Essentially, optimization work involves a combination of:

a) working from principles - for example, examining the algorithm, calculating the O notation, and re-thinking the algorithm.

b) working from empirical testing - conduct a performance test, ideally with a profiler. Observer the results before and after any code change.

Both techniques are essential!

1. Try to get data that is as close as possible to Production, both in terms of volume and structure.

2. Use a profiler to find the bottlenecks in the code - ideally on hardware that is close to what is in Production.

3. Review the code. A good code review can identify likely places to optimize. Ideally, calculating O notation for the algorithm. 
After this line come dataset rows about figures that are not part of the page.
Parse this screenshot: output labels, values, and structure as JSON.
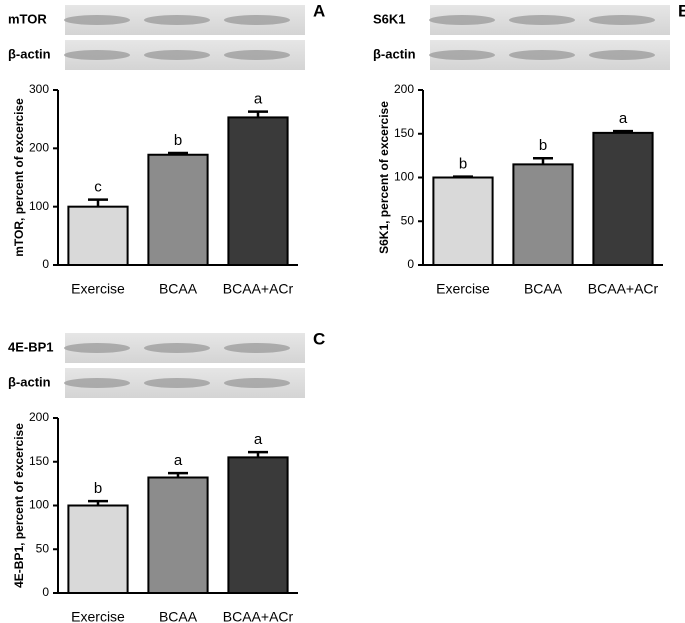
{
  "chart_data": [
    {
      "type": "bar",
      "panel": "A",
      "blot_labels": [
        "mTOR",
        "β-actin"
      ],
      "ylabel": "mTOR, percent of excercise",
      "categories": [
        "Exercise",
        "BCAA",
        "BCAA+ACr"
      ],
      "values": [
        100,
        189,
        253
      ],
      "errors": [
        12,
        3,
        10
      ],
      "annotations": [
        "c",
        "b",
        "a"
      ],
      "colors": [
        "#d9d9d9",
        "#8c8c8c",
        "#3a3a3a"
      ],
      "ylim": [
        0,
        300
      ],
      "yticks": [
        0,
        100,
        200,
        300
      ]
    },
    {
      "type": "bar",
      "panel": "B",
      "blot_labels": [
        "S6K1",
        "β-actin"
      ],
      "ylabel": "S6K1, percent of excercise",
      "categories": [
        "Exercise",
        "BCAA",
        "BCAA+ACr"
      ],
      "values": [
        100,
        115,
        151
      ],
      "errors": [
        1,
        7,
        2
      ],
      "annotations": [
        "b",
        "b",
        "a"
      ],
      "colors": [
        "#d9d9d9",
        "#8c8c8c",
        "#3a3a3a"
      ],
      "ylim": [
        0,
        200
      ],
      "yticks": [
        0,
        50,
        100,
        150,
        200
      ]
    },
    {
      "type": "bar",
      "panel": "C",
      "blot_labels": [
        "4E-BP1",
        "β-actin"
      ],
      "ylabel": "4E-BP1, percent of excercise",
      "categories": [
        "Exercise",
        "BCAA",
        "BCAA+ACr"
      ],
      "values": [
        100,
        132,
        155
      ],
      "errors": [
        5,
        5,
        6
      ],
      "annotations": [
        "b",
        "a",
        "a"
      ],
      "colors": [
        "#d9d9d9",
        "#8c8c8c",
        "#3a3a3a"
      ],
      "ylim": [
        0,
        200
      ],
      "yticks": [
        0,
        50,
        100,
        150,
        200
      ]
    }
  ]
}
3b. One heuristic is that simpler code tends to perform better, although of course this is not guaranteed.

4. Optimise the worst performance problems first, following profiling or if that is not possible then following code review. This maximises the return on investment and reduces the risk of introducing bugs or further performance issues with different data. 

5. Avoid optimising without first measuring the benefit - otherwise such changes can introduce accidental complexity and may in fact make performance worse under different conditions. This is somewhat similar to “avoid premature optimisation”…

5. Principle: avoid un-necessary work. For example, if only comparing sizes, then there is no need to have the exact size. Example: if need to compare is Circle-1-radius greater than Circle-2-radius, and the Areas are already known, it is enough to compare the Areas, there is no need to calculate the Radius.

6. Execute cheaper operations first. In particular if boolean AND logic (&&) is involved then the cheaper comparisons will short-circuit out the more expensive comparisons, provided the cheaper comparisons are done first.

7. Principle: avoid repeated work. This includes simply avoiding re-iterating the same collection. Also this includes iterating over shorter collections first!

7. Principle: always re-test the performance - do not make assumptions about the possible performance benefit. Even experienced developers find it difficult to predict the impact of a code change on performance, especially if a lot of legacy code is being reused OR if data sets vary a lot.